Yesterday morning Craig Peckinpah, parking lot designer for several major Supermarket & Department Store chains like Hy-Vee, Target & Piggly Wiggly, announced his new plan for the stores, more reserved parking.
‘It’s all about making it convenient for people who aren’t you.’ he said. ‘We need to save lots of space for small minorities of people who may or may not be shopping ever.’
‘We’ve received numerous complaints about parking from private citizens and public interest groups,’ he continued. ‘In an age when every kind of gripe gets blown up by the slactivists and in-activists on twitter, you have to comply. Otherwise you get bad PR, there are boycotts and rallies. It’s best to just bend over and take it.’

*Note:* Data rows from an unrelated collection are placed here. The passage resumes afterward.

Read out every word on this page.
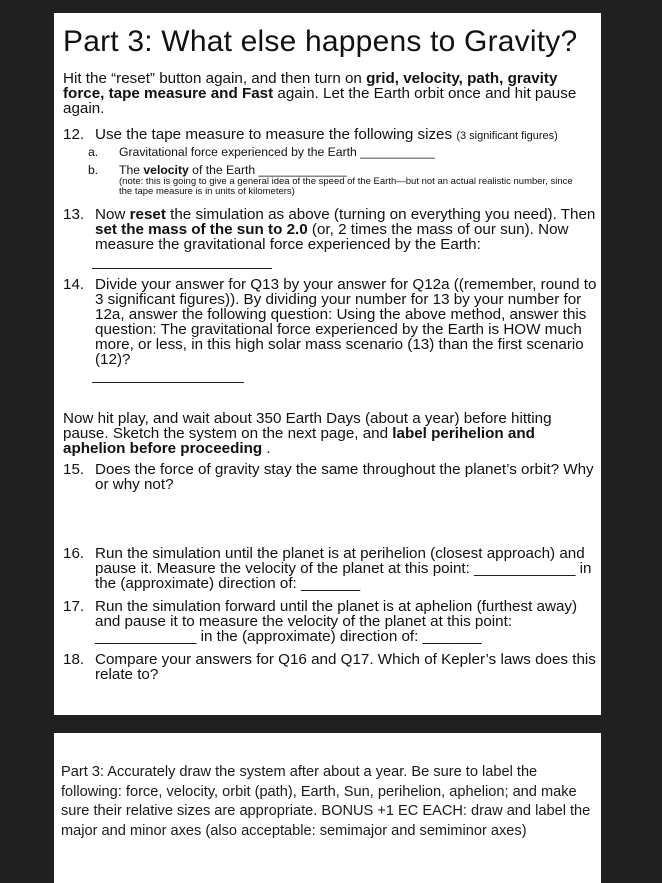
Part 3: What else happens to Gravity?
Hit the “reset” button again, and then turn on grid, velocity, path, gravity force, tape measure and Fast again. Let the Earth orbit once and hit pause again.
12. Use the tape measure to measure the following sizes (3 significant figures)
a. Gravitational force experienced by the Earth ___________
b. The velocity of the Earth _____________
(note: this is going to give a general idea of the speed of the Earth—but not an actual realistic number, since the tape measure is in units of kilometers)
13. Now reset the simulation as above (turning on everything you need). Then set the mass of the sun to 2.0 (or, 2 times the mass of our sun). Now measure the gravitational force experienced by the Earth:
14. Divide your answer for Q13 by your answer for Q12a ((remember, round to 3 significant figures)). By dividing your number for 13 by your number for 12a, answer the following question: Using the above method, answer this question: The gravitational force experienced by the Earth is HOW much more, or less, in this high solar mass scenario (13) than the first scenario (12)?
Now hit play, and wait about 350 Earth Days (about a year) before hitting pause. Sketch the system on the next page, and label perihelion and aphelion before proceeding .
15. Does the force of gravity stay the same throughout the planet’s orbit? Why or why not?
16. Run the simulation until the planet is at perihelion (closest approach) and pause it. Measure the velocity of the planet at this point: ____________ in the (approximate) direction of: _______
17. Run the simulation forward until the planet is at aphelion (furthest away) and pause it to measure the velocity of the planet at this point: ____________ in the (approximate) direction of: _______
18. Compare your answers for Q16 and Q17. Which of Kepler’s laws does this relate to?
Part 3: Accurately draw the system after about a year. Be sure to label the following: force, velocity, orbit (path), Earth, Sun, perihelion, aphelion; and make sure their relative sizes are appropriate. BONUS +1 EC EACH: draw and label the major and minor axes (also acceptable: semimajor and semiminor axes)
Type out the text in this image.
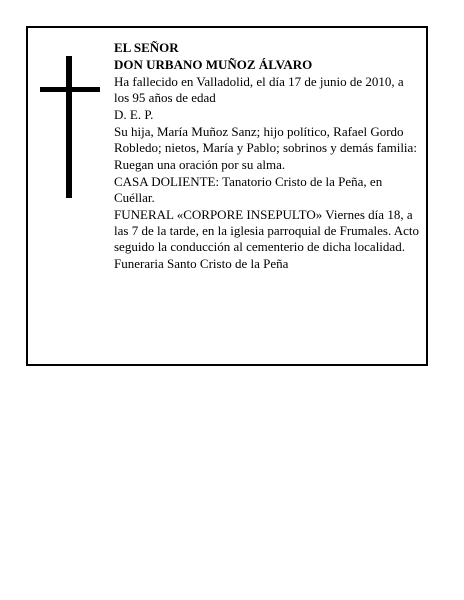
EL SEÑOR

DON URBANO MUÑOZ ÁLVARO

Ha fallecido en Valladolid, el día 17 de junio de 2010, a los 95 años de edad

D. E. P.

Su hija, María Muñoz Sanz; hijo político, Rafael Gordo Robledo; nietos, María y Pablo; sobrinos y demás familia:

Ruegan una oración por su alma.

CASA DOLIENTE: Tanatorio Cristo de la Peña, en Cuéllar.

FUNERAL «CORPORE INSEPULTO» Viernes día 18, a las 7 de la tarde, en la iglesia parroquial de Frumales. Acto seguido la conducción al cementerio de dicha localidad.

Funeraria Santo Cristo de la Peña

The new parking plan goes as such, from closest to further from the store. Handicapped Parking, Expectant & New Mothers Parking, Veterans Parking, Irritable Bowel Syndrome Victims Parking, Elderly Parking, Obese Parking, Minority Parking, Feminist Parking, Dudes With Limps Parking, and finally, general parking, known within the parking industry as YMAWM parking, or Young to Middle Aged White Male parking.
Craig and his team had to come up with new math equations to decide what order the parking would go in. ‘We took into account number of complaints, frequency of complaints, amount of public sympathy and political/ social sway of each group.’ Craig told us, ‘It was a really tough call. Unfortunately, if you have little room to complain, you will be walking the furthest.’
But while getting bullied into such madness, the Supermarket chains are looking for ways to spin it into a positive. Craig explained, ‘We’re thinking of adding hot dog vendors, vending machines, stuff like that to help people survive and spend more money as they make their way across the vast, mostly empty parking lot. We’re even considering shuttles and/or taxis to help people get to a from their parking spot to the store more easily. At additional cost, of course.’
What do you think of their new plan? Complain the loudest to win.